The overlooked costs of automatic payment tools

Users looking for additional control over their finances may be getting less than they bargained for

The overlooked costs of automatic payment tools

Those who read the Investment Industry Regulatory Organization of Canada (IIROC) and Accenture’s recent report on the evolution of advice might recall a note about millennials — those between 1982 and 1995. Aside from overtaking Baby Boomers as Canada’s largest living generation, the report said millennials bring with them “an increased comfort with digital offerings and increased demand for transparency and control over the wealth process.”

Putting “digital offerings” and “transparency and control” within a single sentence implies that technology provides a financial dashboard for users to keep tabs on their finances. But as The Wall Street Journal reported recently, that’s not necessarily true — particularly when it comes to automated transactions.

“When my parents paid their utility bill, they had to take out their checkbook, put pen to paper, write a check and then record it in their checkbook,” wrote Wall Street Journal columnist Kevin McAllister. “My utility bill is paid automatically from my banking app. For me to know how much my utility bill is, I have to be willfully diligent.”

And there’s the rub — not just for utility bills, but for many other types of payments. The problem, McAllister argued, is that delegating personal finance to running-in-the-background technology makes it so much easier to ignore. Automating transactions has cut the connection between the things people buy and the act of paying for those things.

On paper, tech-based finance tools should be giving users more control over their money. But in real life, they create an “out of sight, out of mind” problem that members of previous generations never had.

“My parents and others of their generation describe to me a process that would entail three separate points of contact whenever they swiped a credit card: first, at the cash register, then when a bill came in the mail and finally when they wrote a check to cover it,” McAllister wrote. Each occasion, he said, forced them to consider how wise any given purchase was and how it impacted their account balances. The physical acts of opening envelopes, uncapping pens, and signing checks, he added, created a routine that strengthened the impression of financial decisions in people’s minds.

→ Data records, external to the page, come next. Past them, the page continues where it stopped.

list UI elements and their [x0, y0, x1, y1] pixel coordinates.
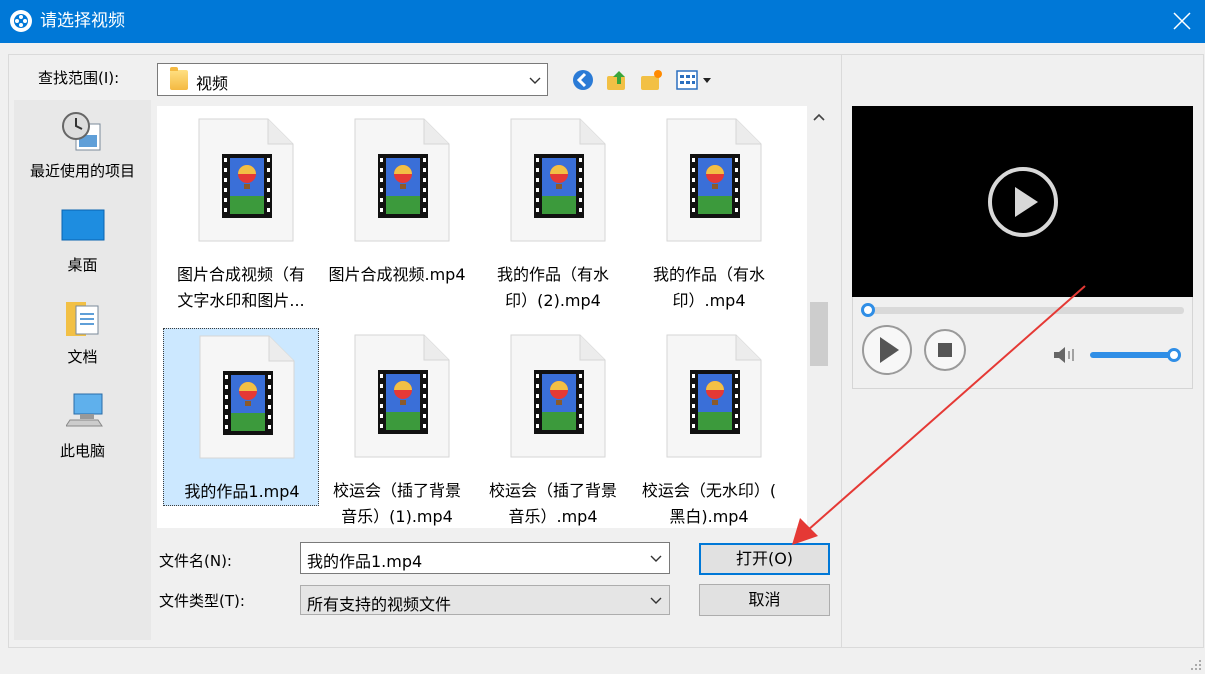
place-label: 最近使用的项目: [29, 162, 135, 180]
filetype-value: 所有支持的视频文件: [307, 595, 452, 614]
film-reel-icon: [10, 10, 32, 32]
video-file-icon: [510, 334, 606, 458]
play-overlay-icon[interactable]: [986, 165, 1060, 239]
volume-handle[interactable]: [1167, 348, 1181, 362]
open-button[interactable]: 打开(O): [699, 543, 830, 575]
filetype-label: 文件类型(T):: [159, 592, 245, 610]
file-name-line1: 图片合成视频（有: [176, 265, 305, 284]
filename-label: 文件名(N):: [159, 552, 232, 570]
scrollbar-thumb[interactable]: [810, 302, 828, 366]
file-name-line1: 我的作品1.mp4: [184, 482, 300, 501]
video-file-icon: [198, 118, 294, 242]
place-computer[interactable]: 此电脑: [14, 390, 151, 480]
file-name-line2: 印）(2).mp4: [505, 291, 601, 310]
file-item[interactable]: 图片合成视频（有 文字水印和图片...: [163, 112, 319, 312]
filename-value: 我的作品1.mp4: [307, 552, 423, 571]
chevron-down-icon: [529, 77, 541, 84]
lookin-value: 视频: [196, 74, 229, 93]
place-label: 桌面: [67, 256, 98, 274]
file-name-line1: 我的作品（有水: [496, 265, 609, 284]
place-label: 此电脑: [59, 442, 105, 460]
file-list-view[interactable]: 图片合成视频（有 文字水印和图片... 图片合成视频.mp4 我的作品（有水 印）(2)…: [157, 106, 807, 528]
place-documents[interactable]: 文档: [14, 296, 151, 386]
volume-icon[interactable]: [1052, 345, 1082, 365]
documents-icon: [66, 302, 99, 336]
file-name-line2: 黑白).mp4: [669, 507, 749, 526]
back-icon[interactable]: [571, 68, 595, 92]
title-bar: 请选择视频: [0, 0, 1205, 43]
seek-handle[interactable]: [861, 303, 875, 317]
video-file-icon: [510, 118, 606, 242]
view-menu-icon[interactable]: [676, 68, 716, 92]
file-item[interactable]: 校运会（无水印）( 黑白).mp4: [631, 328, 787, 528]
scroll-up-icon[interactable]: [813, 112, 825, 122]
lookin-dropdown[interactable]: 视频: [157, 63, 548, 96]
cancel-button[interactable]: 取消: [699, 584, 830, 616]
video-file-icon: [666, 334, 762, 458]
file-name-line2: 文字水印和图片...: [177, 291, 305, 310]
file-list-scrollbar[interactable]: [808, 106, 830, 528]
video-file-icon: [199, 335, 295, 459]
file-name-line2: 音乐）(1).mp4: [341, 507, 453, 526]
video-file-icon: [354, 118, 450, 242]
up-folder-icon[interactable]: [605, 68, 629, 92]
place-label: 文档: [67, 348, 98, 366]
file-item[interactable]: 图片合成视频.mp4: [319, 112, 475, 312]
file-name-line2: 印）.mp4: [672, 291, 746, 310]
close-button[interactable]: [1159, 0, 1205, 43]
close-icon: [1173, 12, 1191, 30]
resize-grip-icon[interactable]: [1190, 659, 1202, 671]
file-name-line2: 音乐）.mp4: [508, 507, 598, 526]
video-file-icon: [666, 118, 762, 242]
recent-items-icon: [62, 112, 101, 151]
video-file-icon: [354, 334, 450, 458]
stop-button[interactable]: [923, 328, 967, 372]
filetype-dropdown[interactable]: 所有支持的视频文件: [300, 585, 670, 615]
seek-bar[interactable]: [862, 307, 1184, 314]
file-name-line1: 校运会（插了背景: [332, 481, 461, 500]
file-item[interactable]: 我的作品（有水 印）(2).mp4: [475, 112, 631, 312]
window-title: 请选择视频: [40, 11, 125, 31]
desktop-icon: [61, 209, 105, 241]
place-recent[interactable]: 最近使用的项目: [14, 106, 151, 196]
new-folder-icon[interactable]: [639, 68, 663, 92]
computer-icon: [66, 393, 103, 427]
file-name-line1: 我的作品（有水: [652, 265, 765, 284]
file-item[interactable]: 我的作品（有水 印）.mp4: [631, 112, 787, 312]
place-desktop[interactable]: 桌面: [14, 204, 151, 294]
places-bar: 最近使用的项目 桌面 文档 此电脑: [14, 100, 151, 640]
lookin-label: 查找范围(I):: [38, 69, 120, 87]
volume-slider[interactable]: [1090, 352, 1176, 358]
chevron-down-icon: [650, 597, 662, 604]
filename-input[interactable]: 我的作品1.mp4: [300, 542, 670, 574]
file-name-line1: 校运会（无水印）(: [641, 481, 777, 500]
play-button[interactable]: [861, 324, 913, 376]
file-item[interactable]: 校运会（插了背景 音乐）(1).mp4: [319, 328, 475, 528]
file-name-line1: 图片合成视频.mp4: [328, 265, 466, 284]
folder-icon: [170, 67, 188, 90]
video-preview[interactable]: [852, 106, 1193, 297]
file-item[interactable]: 校运会（插了背景 音乐）.mp4: [475, 328, 631, 528]
file-name-line1: 校运会（插了背景: [488, 481, 617, 500]
chevron-down-icon[interactable]: [649, 552, 663, 566]
file-item[interactable]: 我的作品1.mp4: [163, 328, 319, 506]
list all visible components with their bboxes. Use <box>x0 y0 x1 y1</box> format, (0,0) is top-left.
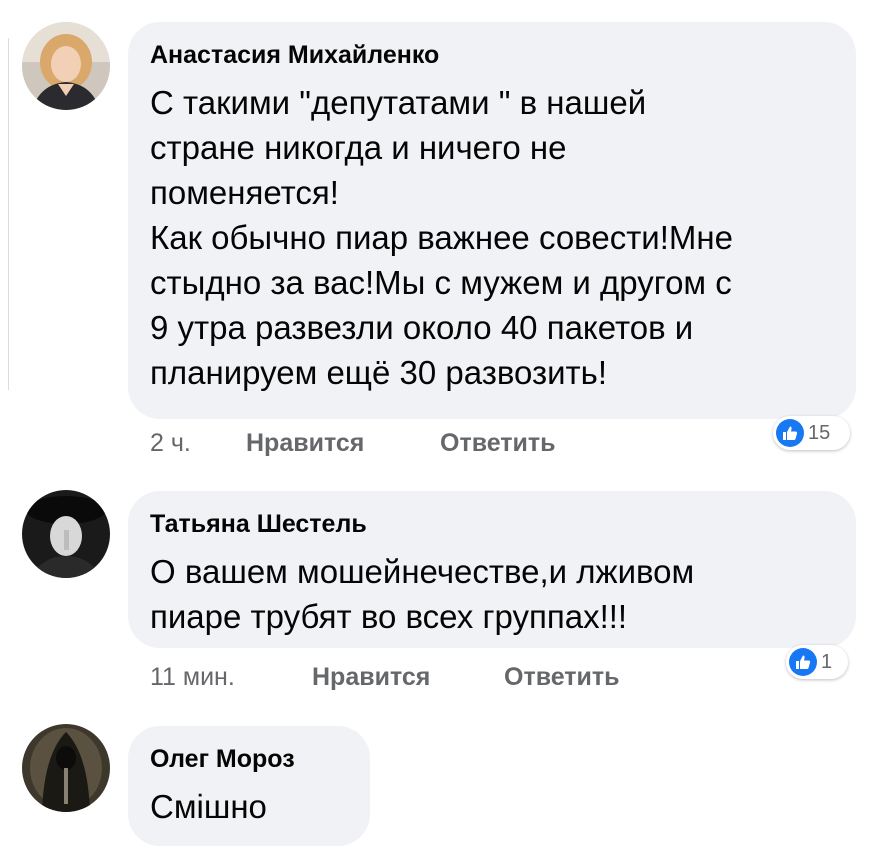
reaction-count: 15 <box>808 421 831 444</box>
avatar-anastasia[interactable] <box>22 22 110 110</box>
comment-text-line: Как обычно пиар важнее совести!Мне <box>150 219 733 256</box>
reaction-count-badge[interactable]: 1 <box>786 645 848 679</box>
comment-text-line: С такими "депутатами " в нашей <box>150 84 647 121</box>
thread-line <box>0 38 9 390</box>
comment-bubble: Анастасия Михайленко С такими "депутатам… <box>128 22 856 419</box>
comment-text-line: Смішно <box>150 788 267 825</box>
comment-text-line: пиаре трубят во всех группах!!! <box>150 598 628 635</box>
comment-author[interactable]: Олег Мороз <box>150 744 370 774</box>
comment-text-line: планируем ещё 30 развозить! <box>150 354 608 391</box>
comment-author[interactable]: Анастасия Михайленко <box>150 40 856 70</box>
avatar-photo-icon <box>22 724 110 812</box>
comment-timestamp[interactable]: 2 ч. <box>150 428 191 458</box>
like-button[interactable]: Нравится <box>312 662 430 692</box>
reaction-count: 1 <box>821 650 833 673</box>
reply-button[interactable]: Ответить <box>504 662 620 692</box>
reply-button[interactable]: Ответить <box>440 428 556 458</box>
avatar-oleg[interactable] <box>22 724 110 812</box>
reaction-count-badge[interactable]: 15 <box>773 416 850 450</box>
thumbs-up-icon <box>776 419 804 447</box>
avatar-tatyana[interactable] <box>22 490 110 578</box>
comment-actions: 2 ч. Нравится Ответить <box>150 428 650 458</box>
comment-author[interactable]: Татьяна Шестель <box>150 509 856 539</box>
avatar-photo-icon <box>22 22 110 110</box>
like-button[interactable]: Нравится <box>246 428 364 458</box>
comment-bubble: Татьяна Шестель О вашем мошейнечестве,и … <box>128 491 856 648</box>
avatar-photo-icon <box>22 490 110 578</box>
comment-text-line: стране никогда и ничего не <box>150 129 567 166</box>
comment-actions: 11 мин. Нравится Ответить <box>150 662 710 692</box>
comment-text-line: поменяется! <box>150 174 339 211</box>
comment-text-line: 9 утра развезли около 40 пакетов и <box>150 309 694 346</box>
comment-text-line: О вашем мошейнечестве,и лживом <box>150 553 695 590</box>
comment-bubble: Олег Мороз Смішно <box>128 726 370 846</box>
comment-timestamp[interactable]: 11 мин. <box>150 662 235 692</box>
thumbs-up-icon <box>789 648 817 676</box>
comment-text-line: стыдно за вас!Мы с мужем и другом с <box>150 264 732 301</box>
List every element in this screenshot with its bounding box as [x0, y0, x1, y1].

While the new generation’s approach certainly eliminates daily anxiety and ensures that payments aren’t missed, it can also foster a blissful ignorance of where one’s money goes. And while the active process that’s increasingly becoming relegated to the yesteryears makes people ponder whether what they’re paying for now is worth the hassle they’ll be contending with later, the hassle-free nature of automatic payments erodes that kind of long-term thinking.

“The good news is that what technology has taken, it can also give,” McAllister said. Many personal finance apps can categorize purchases, generate spending reports, detect when financial trouble is brewing because of a recurring payment, and send notifications of each automatic payment made — as long as the user enables the features.

“[I]n the words of these apps: We need to opt in,” McAllister said.